Louis Aragon, poeta oficial do Partido Comunista Francês, ao verificar o desmoronamento do socialismo real, simplesmente constatou: “Perdi meu tempo”.


Quando alguém examina livros, revistas e folhetos comunistas verifica um fato surpreendente. Em nenhuma parte da interminável verborréia que pretende abordar o político-social se encontra qualquer referência ao indivíduo.

Página após página, encontramos os termos massas, proletariado, burguesia, mercenários do capitalismo, reformistas, revisionistas, renegados e sempre, em toda a parte, referências à vanguarda revolucionária do proletariado. Isto é, ao partido.

Sempre que se refere a qualquer membro do partido, ele é esterilizado psicologicamente e tirada a sua individualidade: é convertido no companheiro, kamarada ou quadro.

Não é, porém, por acidente que o ser humano está ausente dos escritos comunistas. O indivíduo não tem cabimento na teoria e no programa dos partidos comunistas. A ideologia só se interessa pelo homem como membro de uma classe e, no que se refere ao programa, os indivíduos são manejados como massa.

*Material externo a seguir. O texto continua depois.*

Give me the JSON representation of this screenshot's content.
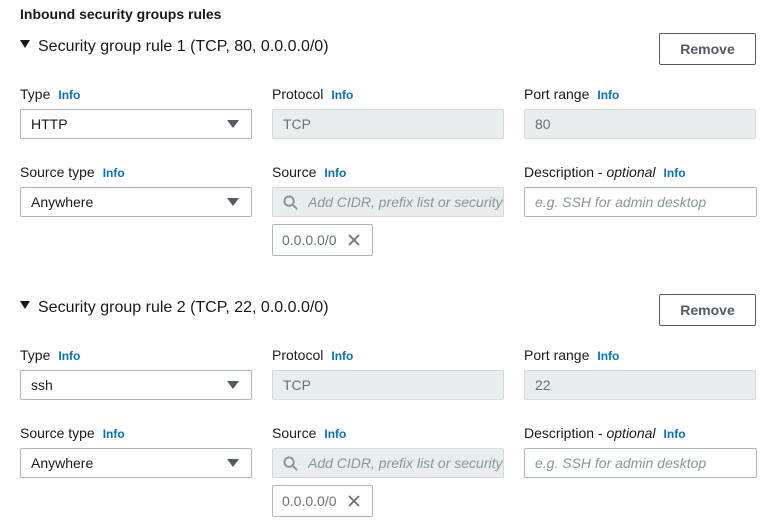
{
  "section": {
    "title": "Inbound security groups rules"
  },
  "labels": {
    "type": "Type",
    "protocol": "Protocol",
    "port_range": "Port range",
    "source_type": "Source type",
    "source": "Source",
    "description": "Description -",
    "optional": "optional",
    "info": "Info",
    "remove": "Remove"
  },
  "rules": [
    {
      "title": "Security group rule 1 (TCP, 80, 0.0.0.0/0)",
      "type_value": "HTTP",
      "protocol_value": "TCP",
      "port_range_value": "80",
      "source_type_value": "Anywhere",
      "source_placeholder": "Add CIDR, prefix list or security group",
      "source_token": "0.0.0.0/0",
      "description_placeholder": "e.g. SSH for admin desktop",
      "description_value": ""
    },
    {
      "title": "Security group rule 2 (TCP, 22, 0.0.0.0/0)",
      "type_value": "ssh",
      "protocol_value": "TCP",
      "port_range_value": "22",
      "source_type_value": "Anywhere",
      "source_placeholder": "Add CIDR, prefix list or security group",
      "source_token": "0.0.0.0/0",
      "description_placeholder": "e.g. SSH for admin desktop",
      "description_value": ""
    }
  ],
  "icons": {
    "expand": "caret-down-icon",
    "dropdown": "chevron-down-icon",
    "search": "search-icon",
    "remove_token": "close-icon"
  },
  "colors": {
    "link": "#0073bb",
    "text": "#16191f",
    "muted_text": "#687078",
    "disabled_bg": "#eaeded",
    "border": "#aab7b8"
  }
}
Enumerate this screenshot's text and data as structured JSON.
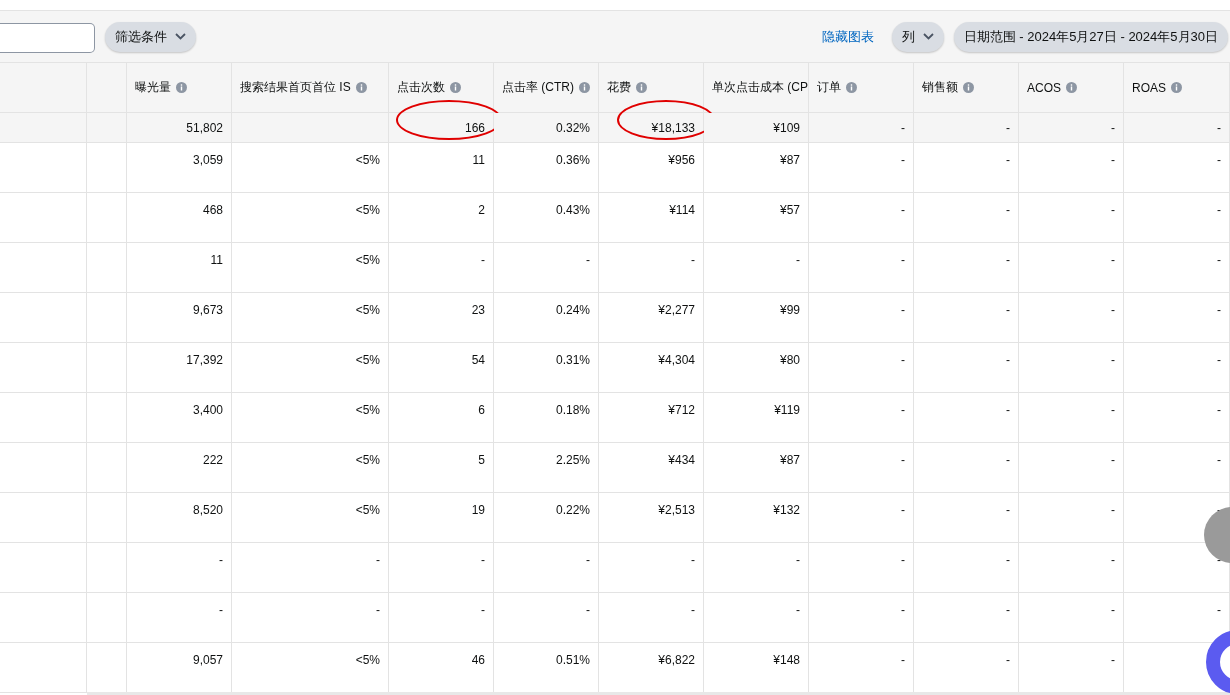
{
  "toolbar": {
    "filter_button": "筛选条件",
    "hide_chart_link": "隐藏图表",
    "columns_button": "列",
    "date_range_button": "日期范围 - 2024年5月27日 - 2024年5月30日"
  },
  "table": {
    "columns": [
      {
        "label": "曝光量",
        "info": true
      },
      {
        "label": "搜索结果首页首位 IS",
        "info": true
      },
      {
        "label": "点击次数",
        "info": true
      },
      {
        "label": "点击率 (CTR)",
        "info": true
      },
      {
        "label": "花费",
        "info": true
      },
      {
        "label": "单次点击成本 (CP",
        "info": false
      },
      {
        "label": "订单",
        "info": true
      },
      {
        "label": "销售额",
        "info": true
      },
      {
        "label": "ACOS",
        "info": true
      },
      {
        "label": "ROAS",
        "info": true
      }
    ],
    "total_row": [
      {
        "text": "51,802",
        "circled": false
      },
      {
        "circled": false
      },
      {
        "text": "166",
        "circled": true
      },
      {
        "text": "0.32%",
        "circled": false
      },
      {
        "text": "¥18,133",
        "circled": true
      },
      {
        "text": "¥109",
        "circled": false
      },
      {
        "text": "-",
        "circled": false
      },
      {
        "text": "-",
        "circled": false
      },
      {
        "text": "-",
        "circled": false
      },
      {
        "text": "-",
        "circled": false
      }
    ],
    "rows": [
      [
        "3,059",
        "<5%",
        "11",
        "0.36%",
        "¥956",
        "¥87",
        "-",
        "-",
        "-",
        "-"
      ],
      [
        "468",
        "<5%",
        "2",
        "0.43%",
        "¥114",
        "¥57",
        "-",
        "-",
        "-",
        "-"
      ],
      [
        "11",
        "<5%",
        "-",
        "-",
        "-",
        "-",
        "-",
        "-",
        "-",
        "-"
      ],
      [
        "9,673",
        "<5%",
        "23",
        "0.24%",
        "¥2,277",
        "¥99",
        "-",
        "-",
        "-",
        "-"
      ],
      [
        "17,392",
        "<5%",
        "54",
        "0.31%",
        "¥4,304",
        "¥80",
        "-",
        "-",
        "-",
        "-"
      ],
      [
        "3,400",
        "<5%",
        "6",
        "0.18%",
        "¥712",
        "¥119",
        "-",
        "-",
        "-",
        "-"
      ],
      [
        "222",
        "<5%",
        "5",
        "2.25%",
        "¥434",
        "¥87",
        "-",
        "-",
        "-",
        "-"
      ],
      [
        "8,520",
        "<5%",
        "19",
        "0.22%",
        "¥2,513",
        "¥132",
        "-",
        "-",
        "-",
        "-"
      ],
      [
        "-",
        "-",
        "-",
        "-",
        "-",
        "-",
        "-",
        "-",
        "-",
        "-"
      ],
      [
        "-",
        "-",
        "-",
        "-",
        "-",
        "-",
        "-",
        "-",
        "-",
        "-"
      ],
      [
        "9,057",
        "<5%",
        "46",
        "0.51%",
        "¥6,822",
        "¥148",
        "-",
        "-",
        "-"
      ]
    ]
  }
}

Na medida em que o indivíduo siga sendo ele mesmo, diz-se que está animado por interesses e esperanças pessoais: é sensível às dúvidas e ao otimismo; é capaz de ser tocado pelo mistério da vida; torna-se imprevisível e capaz de ater-se às suas próprias opiniões.

As mesmas qualidades que fazem dele um indivíduo o desqualificam para os fins partidários. Tende demasiado a não ser facilmente convencido, a mostrar-se cético, a aborrecer-se pelas reiteradas abstrações próprias da ideologia comunista, a duvidar do método, a manter uma opinião ainda mesmo depois de se ter convertido à linha partidária e a simpatizar ou antipatizar com seus semelhantes sem permissão do Comitê Central.

Em conseqüência, não é confiável. Necessita ser desenvolvido e integrado às massas, a fim de que o partido cumpra a sua missão histórica.


De acordo com a doutrina científica, todos os aspectos do ser humano que não se prestem à sua politização são burgueses.